Marxists are up against Mayawati for flouting norms and decency in public life, a thing they are comitting in West Bengal for a long time. Its worst example is the Vedic Village where the State Government joined hands with the mafia for depriving the poor people. WEBEL, a State Government undertaking, formed a joint venture named Akash Nirman with the Vedic Village people. Its two notorious arms were Biplab Biswas, the project manager, and Gaffar Mollah. Poor farmers were cheated, thrashed and their lands forcibly taken away.

So it does not sound credible when Buddhadeb Bhattacharjee and Gautam Deb say that they did not know what was happening in the Rajarhat area. Local people mention the name of a person who bears the surname Gandhi. In the mid-1990s, when the Rajarhat township idea was just in the pipeline, this man was seen operating briskly in the area as a speculator. Later developments proved that he had deep connections in the corridors of power and was very close to a former MP’s

But what was Mamata Banerjee doing when all these things were going on. She has expelled Tanmay Mandal, a former Trinamul MLA of Rajarhat, along with two other local party functionaries on the charge of ‘maintaining unethical links’ in regard to the Rajarhat township.
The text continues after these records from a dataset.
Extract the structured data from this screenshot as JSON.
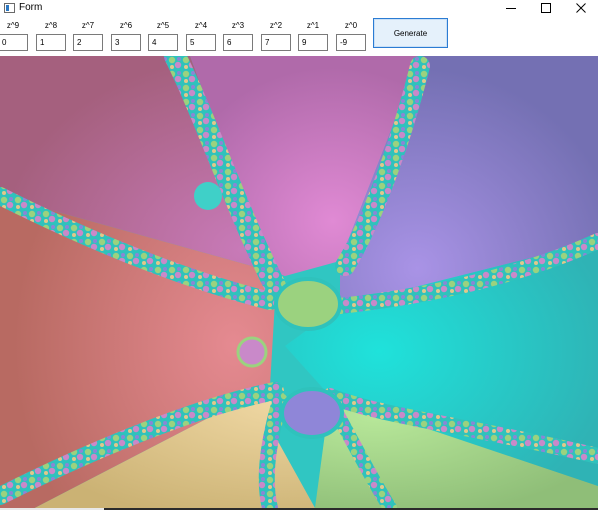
{
  "window": {
    "title": "Form"
  },
  "coefficients": [
    {
      "label": "z^9",
      "value": "0"
    },
    {
      "label": "z^8",
      "value": "1"
    },
    {
      "label": "z^7",
      "value": "2"
    },
    {
      "label": "z^6",
      "value": "3"
    },
    {
      "label": "z^5",
      "value": "4"
    },
    {
      "label": "z^4",
      "value": "5"
    },
    {
      "label": "z^3",
      "value": "6"
    },
    {
      "label": "z^2",
      "value": "7"
    },
    {
      "label": "z^1",
      "value": "9"
    },
    {
      "label": "z^0",
      "value": "-9"
    }
  ],
  "toolbar": {
    "generate_label": "Generate"
  },
  "colors": {
    "accent": "#2b7cd3",
    "basin_magenta": "#c270b8",
    "basin_purple": "#8a7cc4",
    "basin_cyan": "#25cfc9",
    "basin_red": "#c96f72",
    "basin_yellow": "#d8c58a",
    "basin_green": "#98d088"
  },
  "icons": {
    "app": "form-icon",
    "minimize": "minimize-icon",
    "maximize": "maximize-icon",
    "close": "close-icon"
  }
}
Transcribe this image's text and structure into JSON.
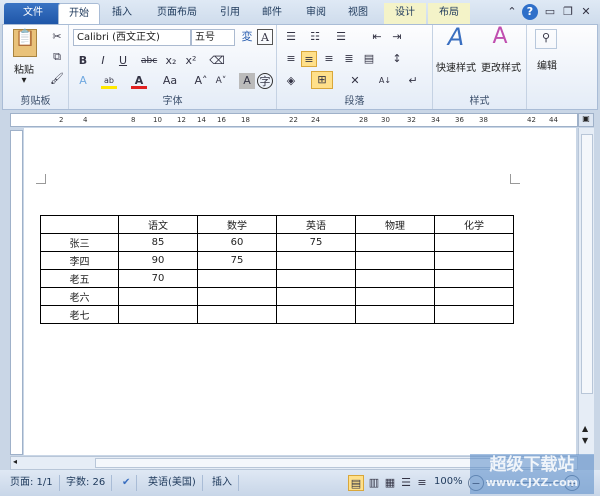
{
  "tabs": [
    {
      "label": "文件"
    },
    {
      "label": "开始"
    },
    {
      "label": "插入"
    },
    {
      "label": "页面布局"
    },
    {
      "label": "引用"
    },
    {
      "label": "邮件"
    },
    {
      "label": "审阅"
    },
    {
      "label": "视图"
    },
    {
      "label": "设计"
    },
    {
      "label": "布局"
    }
  ],
  "active_tab": "开始",
  "ribbon": {
    "clipboard": {
      "label": "剪贴板",
      "paste": "粘贴"
    },
    "font": {
      "label": "字体",
      "font_name": "Calibri (西文正文)",
      "font_size": "五号"
    },
    "paragraph": {
      "label": "段落"
    },
    "styles": {
      "label": "样式",
      "quick": "快速样式",
      "change": "更改样式"
    },
    "editing": {
      "label": "编辑"
    }
  },
  "ruler": {
    "ticks": [
      "2",
      "4",
      "8",
      "10",
      "12",
      "14",
      "16",
      "18",
      "22",
      "24",
      "28",
      "30",
      "32",
      "34",
      "36",
      "38",
      "42",
      "44"
    ]
  },
  "table": {
    "header": [
      "",
      "语文",
      "数学",
      "英语",
      "物理",
      "化学"
    ],
    "rows": [
      [
        "张三",
        "85",
        "60",
        "75",
        "",
        ""
      ],
      [
        "李四",
        "90",
        "75",
        "",
        "",
        ""
      ],
      [
        "老五",
        "70",
        "",
        "",
        "",
        ""
      ],
      [
        "老六",
        "",
        "",
        "",
        "",
        ""
      ],
      [
        "老七",
        "",
        "",
        "",
        "",
        ""
      ]
    ]
  },
  "status": {
    "page": "页面: 1/1",
    "words": "字数: 26",
    "language": "英语(美国)",
    "mode": "插入",
    "zoom": "100%"
  },
  "watermark": {
    "title": "超级下载站",
    "url": "www.CJXZ.com"
  },
  "colors": {
    "file_tab": "#2a62b4",
    "highlight": "#ffe98a",
    "font_color": "#e02020"
  }
}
But her action has taken place when nearly all the chapters of the township construction, right from acquisition to construction of buildings and infrastructures, are complete. Why had she to wait till the Gaffar Mollah episode for initiating action? Secondly, quite a few of her party MLAs were made members of different committees involved with the township project? Why didn’t they raise any objection previously while Mamata is complaining presently that there are many dark sides behind the Rajarhat township chapter? Local people as well as media reports strongly allege the involvement of the brother of Arabul Islam, the Trinamul MLA of Bhangar, in the murky dealings of the Vedic Village authorities

But the greatest casualty of the Vedic Village scandal is no doubt the CPM. By his own admission the CPM Chief Minister of West Bengal stands unfit to occupy any administrative post. The scandal has also torn asunder the CPM as a party. Althouh the CPM State Committee has censured Abdur Rezzak Mollah for his open criticism of the West Bengal Government, the challenge from Mollah and a significant section of the party remains.